各国代表 2023.07.07

目指すは「卒業」。日本に縁も。オールブラックスXVの思い。

[ 向 風見也 ]
目指すは「卒業」。日本に縁も。オールブラックスXVの思い。
オールブラックスXVのレオン・マクドナルドHC(左)とブラッド・ウェバー共同主将(撮影:向 風見也)


 季節は真逆だ。冬のニュージーランドから夏の日本へやってきたオールブラックスXV(フィフティーン)のブラッド・ウェバー共同主将は「タフな時間を過ごしています」と笑った。

「ただ、身体は徐々に慣れてきています。試合を楽しみにしています」

 来日から約1週間後にあたる7月8日、東京・秩父宮ラグビー場で「JAPAN XV」名義の日本代表とぶつかる。話をしたのは6日。両軍のメンバー発表を受け、千葉県内での練習後に取材に応じた。

 「JAPAN XV」のメンバー構成について聞かれれば「まだ見ていない」とし、臨席するレオン・マクドナルド ヘッドコーチに「とても強いメンバーだよ」と耳打ちされる。

「リーチは出る?」

 所属するチーフスで一緒にプレーしたことのある、リーチ マイケルの出場可否を気にする。

「そうみたいだよ」と聞く。

 共同主将兼FLでメンバー入りのリーチとのマッチアップを「友人でもある。ぶつかりあえる機会があれば」と心待ちにし、こうも続ける。

「日本代表はスピードもあり、よくコーチングがされたチームです。私たちのチームには初めて国際試合に出る選手もいます。そんななか、どのレベルにあるかを知るいい機会です」

 このチームは、ニュージーランド代表の予備軍的な位置づけにある。日本でおこなわれる今度の2連戦次第で、通称オールブラックスへ昇格する選手も現れうる。

 通算4度目の優勝が期待されるワールドカップは今秋、フランスで開かれる。FLのアキラ・イオアネ、CTBのジャック・グッドヒューら2桁のキャップ(国代表戦出場数)を持つメンバーが並ぶ一方、ノンキャップのメンバーも16名いる。

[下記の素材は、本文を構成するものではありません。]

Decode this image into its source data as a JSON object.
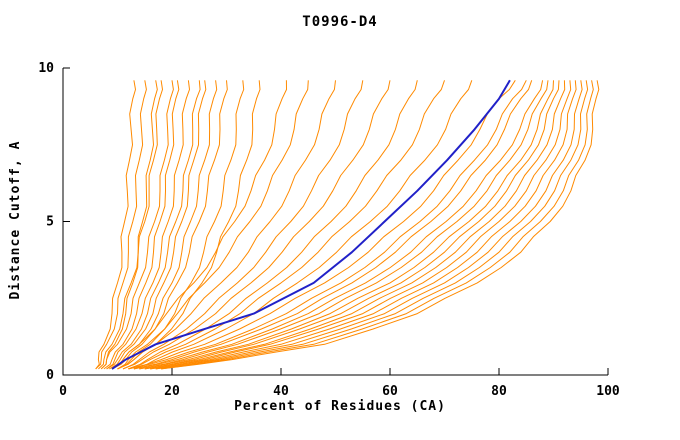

 18キャップで今回SHとして先発のウェバーは、こう意気込む。

「ここには非常にレンジの広い選手が集まっている。オールブラックスでもっと頭角を現したい人もいれば、このレベルで経験を積みたい若手もいます。ここでの働きで視線を集め、このチームを卒業してオールブラックスに入りたい…そういう目標があります」

 チームを率いるマクドナルドは、2004年にヤマハ発動機(現・静岡ブルーレヴズ)、2009年に近鉄(現花園近鉄ライナーズ)でプレーしたことがある。

 日本代表は2015、19年のワールドカップで通算7勝。マクドナルドは、日本の進歩を認める。

「自分がプレーしていた頃よりも選手のサイズ、自信が大きくなっている。いまのリーグワンのトップチームは、世界のどのクラブともいい勝負ができるでしょう。私たちは彼らに飲み込まれず、それ以上のラグビーがしたい」

 ニュージーランド協会に編まれたという今度の隊列には、日本にゆかりのある人が他にもいる。

 アシスタントコーチのスコット・ハンセン、S&C部門に携わるサイモン・ジョーンズは、ジェイミー・ジョセフ ヘッドコーチ率いるいまの日本代表でスタッフだったことがある。

 指揮官は「スコットにジャパンのプレーブック(戦い方のガイド)を見せてもらったよ。…これは冗談」と微笑んだ。

「スコットもジョーンズも日本代表に精通している。彼らがどんなチームかについての見解を教わっています」

 日本代表にとっての今季初戦は、簡単なゲームにはならなそうだ。